Lors de sa participation à la table ronde sur le droit au développement tenue vendredi par le Conseil des droits de l’homme, dans le cadre des travaux de sa 63e session, la Mission a souligné l’appel de la Tunisie à la communauté internationale pour qu’elle s’engage en faveur de la réalisation effective du droit au développement en tant que droit fondamental pour tous, d’autant plus que le monde célèbre cette année le 40e anniversaire de l’adoption de la Déclaration des Nations Unies sur le droit au développement.

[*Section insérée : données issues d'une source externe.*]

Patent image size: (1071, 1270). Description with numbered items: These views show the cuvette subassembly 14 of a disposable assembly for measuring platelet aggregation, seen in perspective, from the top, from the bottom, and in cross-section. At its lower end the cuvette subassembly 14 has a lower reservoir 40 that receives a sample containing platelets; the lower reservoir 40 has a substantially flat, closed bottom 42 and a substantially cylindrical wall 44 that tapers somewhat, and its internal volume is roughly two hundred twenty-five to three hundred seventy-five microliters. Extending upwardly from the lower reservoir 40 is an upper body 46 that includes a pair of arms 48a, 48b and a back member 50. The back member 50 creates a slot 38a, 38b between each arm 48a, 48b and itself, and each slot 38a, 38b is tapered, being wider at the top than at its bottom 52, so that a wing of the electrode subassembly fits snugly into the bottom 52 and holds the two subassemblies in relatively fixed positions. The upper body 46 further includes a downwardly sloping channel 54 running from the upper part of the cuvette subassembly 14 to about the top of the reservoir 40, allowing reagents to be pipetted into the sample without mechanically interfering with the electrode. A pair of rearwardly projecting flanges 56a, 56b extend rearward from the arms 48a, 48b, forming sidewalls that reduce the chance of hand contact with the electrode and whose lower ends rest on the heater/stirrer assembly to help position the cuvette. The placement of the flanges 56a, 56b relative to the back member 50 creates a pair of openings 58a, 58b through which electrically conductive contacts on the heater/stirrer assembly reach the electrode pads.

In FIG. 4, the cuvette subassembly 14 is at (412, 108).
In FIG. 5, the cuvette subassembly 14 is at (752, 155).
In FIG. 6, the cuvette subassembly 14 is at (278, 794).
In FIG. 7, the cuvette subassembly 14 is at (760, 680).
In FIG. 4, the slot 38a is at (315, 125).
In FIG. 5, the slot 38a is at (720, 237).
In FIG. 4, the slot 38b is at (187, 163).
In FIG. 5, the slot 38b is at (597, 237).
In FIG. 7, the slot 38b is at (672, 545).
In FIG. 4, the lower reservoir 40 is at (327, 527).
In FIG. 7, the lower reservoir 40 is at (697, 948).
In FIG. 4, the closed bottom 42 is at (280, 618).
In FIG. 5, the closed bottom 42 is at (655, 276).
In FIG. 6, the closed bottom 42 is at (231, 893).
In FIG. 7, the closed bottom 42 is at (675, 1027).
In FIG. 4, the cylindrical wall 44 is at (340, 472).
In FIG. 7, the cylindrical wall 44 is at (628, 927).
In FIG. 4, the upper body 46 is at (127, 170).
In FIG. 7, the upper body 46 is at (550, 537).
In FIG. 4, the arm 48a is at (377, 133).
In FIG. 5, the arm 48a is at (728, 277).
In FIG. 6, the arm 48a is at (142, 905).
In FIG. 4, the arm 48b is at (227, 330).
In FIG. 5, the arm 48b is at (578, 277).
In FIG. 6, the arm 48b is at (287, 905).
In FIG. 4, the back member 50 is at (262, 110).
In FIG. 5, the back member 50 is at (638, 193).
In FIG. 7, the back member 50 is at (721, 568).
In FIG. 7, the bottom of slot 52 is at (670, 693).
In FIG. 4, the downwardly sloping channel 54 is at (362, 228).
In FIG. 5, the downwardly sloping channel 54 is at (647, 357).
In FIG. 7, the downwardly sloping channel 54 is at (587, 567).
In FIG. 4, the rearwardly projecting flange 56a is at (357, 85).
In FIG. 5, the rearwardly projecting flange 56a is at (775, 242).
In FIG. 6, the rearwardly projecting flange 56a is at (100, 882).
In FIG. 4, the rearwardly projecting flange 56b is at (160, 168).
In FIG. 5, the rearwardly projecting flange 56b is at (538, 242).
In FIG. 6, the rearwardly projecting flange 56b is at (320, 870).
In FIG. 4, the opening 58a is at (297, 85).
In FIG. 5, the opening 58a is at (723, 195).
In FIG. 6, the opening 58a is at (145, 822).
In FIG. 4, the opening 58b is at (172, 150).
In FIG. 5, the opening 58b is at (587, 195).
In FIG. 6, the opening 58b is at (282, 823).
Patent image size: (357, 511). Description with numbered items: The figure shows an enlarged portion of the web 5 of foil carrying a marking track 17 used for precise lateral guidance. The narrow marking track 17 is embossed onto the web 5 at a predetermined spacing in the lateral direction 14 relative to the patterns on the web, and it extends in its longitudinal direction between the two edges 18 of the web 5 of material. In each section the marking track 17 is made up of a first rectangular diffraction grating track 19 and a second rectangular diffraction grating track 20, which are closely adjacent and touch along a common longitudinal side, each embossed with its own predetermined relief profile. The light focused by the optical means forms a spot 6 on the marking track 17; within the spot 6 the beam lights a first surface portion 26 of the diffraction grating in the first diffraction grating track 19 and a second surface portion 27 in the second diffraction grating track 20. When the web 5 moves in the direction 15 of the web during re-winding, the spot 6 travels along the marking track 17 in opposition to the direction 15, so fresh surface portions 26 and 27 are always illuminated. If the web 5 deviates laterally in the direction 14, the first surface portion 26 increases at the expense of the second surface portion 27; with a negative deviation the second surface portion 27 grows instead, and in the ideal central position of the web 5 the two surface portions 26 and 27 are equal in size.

De même, elle a mis en avant, dans un communiqué publié sur sa page officielle Facebook, le soutien de la Tunisie à l’adoption du Pacte international sur le droit au développement afin de garantir le caractère juridiquement contraignant de ce droit. Elle a précisé qu’à l’échelle nationale, et forte de son engagement envers ce droit, la Tunisie poursuit la mise en œuvre de l’Agenda 2030 pour le développement durable, intégré dans le Plan national de développement et dans le document de la Vision Tunisie 2035.
La Mission a affirmé que la Tunisie considère la pauvreté et l’échec à concrétiser le droit au développement comme les plus grandes menaces pour l’exercice des droits de l’homme. Cela exige de la communauté internationale qu’elle renforce la solidarité entre les États, accroisse et honore le financement alloué à l’aide au développement, et œuvre au transfert de technologies vers les pays en développement afin d’assurer leur transition industrielle, d’améliorer leurs infrastructures et de faire face au changement climatique.
Par ailleurs, la Mission a averti que la conjoncture internationale actuelle ne constitue pas un environnement propice à la réalisation du droit au développement, en raison des retombées négatives des guerres, de la hausse des prix de l’énergie, du dérèglement climatique, du recul des financements du développement et des crises de la dette. Ces facteurs ont aggravé la pauvreté, la vulnérabilité et les crises économiques et sociales dans les pays en développement, tout en accentuant les obstacles qui entravent la réalisation des objectifs de développement durable, devenus un rêve lointain pour de nombreux peuples du Sud, notamment en Afrique.
Enfin, elle a appelé à une réforme du système financier international pour le rendre juste et équitable, ainsi qu’à l’allègement de la dette des pays en développement et à sa reconversion en projets de développement.